Until then, Miklas and his fellow members of the Summit Skimo Club think it’s time for fitness junkies, backcountry powder hounds and everyone in between to give the sport a try. They’re even making it easy by kicking off the season with a gear swap and intro session at the Frisco Adventure Center Day Lodge today.

The swap begins at 6:30 p.m. with a brief “Skimo 101” presentation led by Miklas and other club members, including club president Jon Lowe, U.S. National Team member Teague Holmes and local coach Joe Howdyshell of Summit Endurance Academy.

“From time to time, those two (Holmes and Howdyshell) have been some of the best in the nation in skimo, and they’re volunteering their time to this club,” Albin said. “We have all of the elements of a strong skimo community here except for the following. The club just isn’t that large right now.”

Swap time

Skimo’s biggest barrier is the same as any winter sport: cost. For Miklas and the club, that’s where the ski swap comes in. It gives curious skimo converts a chance to check out the gear, get a demonstration and then buy directly from the previous owner. The swap includes personal gear, demo gear from local outfitters like Wilderness Sports and Mountain Sports Outlet, and the club’s demo fleet. Individual sellers are welcome to bring anything — skimo, alpine touring and backcountry travel gear — to sell at the swap.

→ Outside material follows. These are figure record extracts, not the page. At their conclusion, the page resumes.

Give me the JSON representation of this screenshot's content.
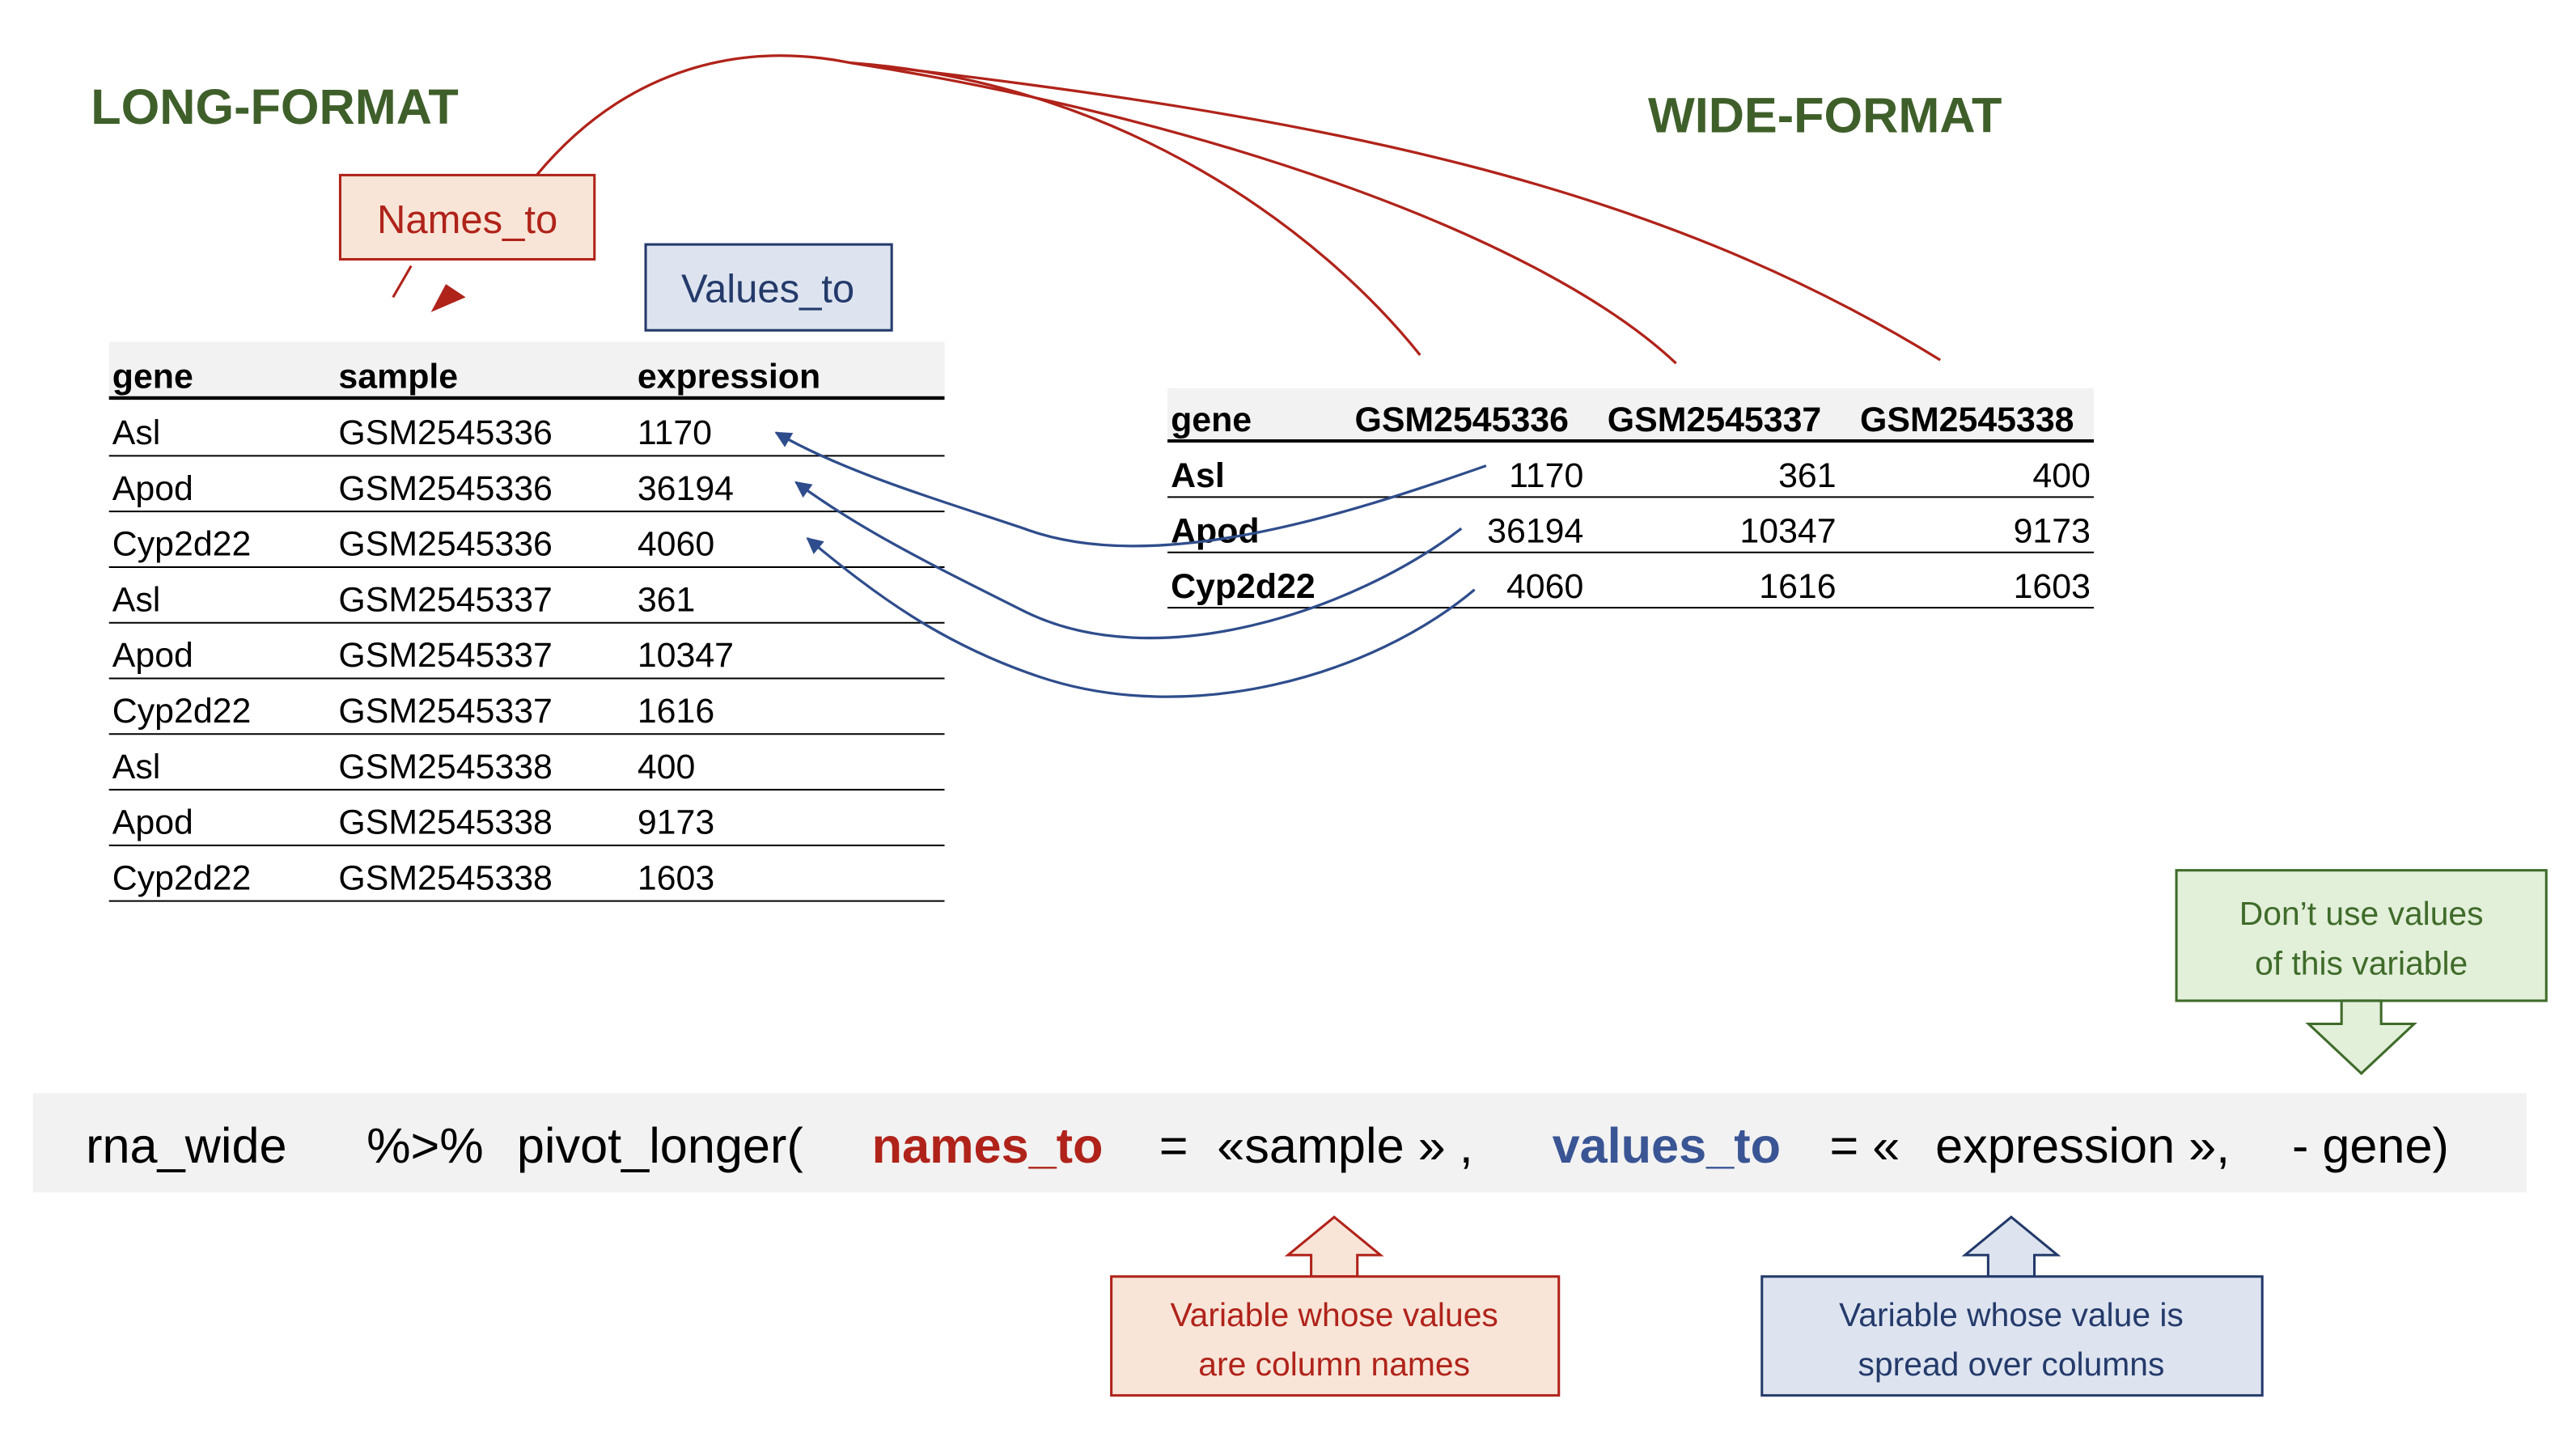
{
  "long_title": "LONG-FORMAT",
  "wide_title": "WIDE-FORMAT",
  "names_to_label": "Names_to",
  "values_to_label": "Values_to",
  "long_table": {
    "headers": [
      "gene",
      "sample",
      "expression"
    ],
    "rows": [
      [
        "Asl",
        "GSM2545336",
        "1170"
      ],
      [
        "Apod",
        "GSM2545336",
        "36194"
      ],
      [
        "Cyp2d22",
        "GSM2545336",
        "4060"
      ],
      [
        "Asl",
        "GSM2545337",
        "361"
      ],
      [
        "Apod",
        "GSM2545337",
        "10347"
      ],
      [
        "Cyp2d22",
        "GSM2545337",
        "1616"
      ],
      [
        "Asl",
        "GSM2545338",
        "400"
      ],
      [
        "Apod",
        "GSM2545338",
        "9173"
      ],
      [
        "Cyp2d22",
        "GSM2545338",
        "1603"
      ]
    ]
  },
  "wide_table": {
    "headers": [
      "gene",
      "GSM2545336",
      "GSM2545337",
      "GSM2545338"
    ],
    "rows": [
      [
        "Asl",
        "1170",
        "361",
        "400"
      ],
      [
        "Apod",
        "36194",
        "10347",
        "9173"
      ],
      [
        "Cyp2d22",
        "4060",
        "1616",
        "1603"
      ]
    ]
  },
  "code": {
    "t1": "rna_wide",
    "t2": "%>%",
    "t3": "pivot_longer(",
    "names_to": "names_to",
    "t4": "=",
    "t5": "«sample » ,",
    "values_to": "values_to",
    "t6": "= «",
    "t7": "expression »,",
    "t8": "- gene)"
  },
  "callouts": {
    "green": [
      "Don’t use values",
      "of this variable"
    ],
    "red": [
      "Variable whose values",
      "are column names"
    ],
    "blue": [
      "Variable whose value is",
      "spread over columns"
    ]
  },
  "colors": {
    "title_green": "#3f5f2a",
    "names_red": "#b0231a",
    "values_blue": "#3a5594",
    "red_fill": "#f8e5d8",
    "blue_fill": "#dde4f0",
    "green_fill": "#e2efd9",
    "code_bg": "#f2f2f2"
  }
}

“Money is always a challenge with ski gear,” Miklas said. “We just want to link up people who have the gear with people who are interested in getting started. It’s about building that community of like-minded backcountry skiers and racers of all abilities.”

For Albin, the community-building side of the club’s mission has already worked. He’s not sure if he’ll get competitive with skimo racing, but he still enjoys the fitness perks of uphill travel. This year he hopes to participate in the introductory clinics hosted by the club in December. He might never beat Holmes or Howdyshell, but skimo has already helped him prepare better for backcountry hut trips: he felt more energetic and powerful on excursion last season — perfect for his March hut trip to Europe.

“This gave me a great appreciation of the wild,” Albin said of skimo and backcountry travel. “In Colorado we’re so blessed that you can spend the winter in the wilderness, with the hut system and the trail system and a community of people that enjoys being out there.”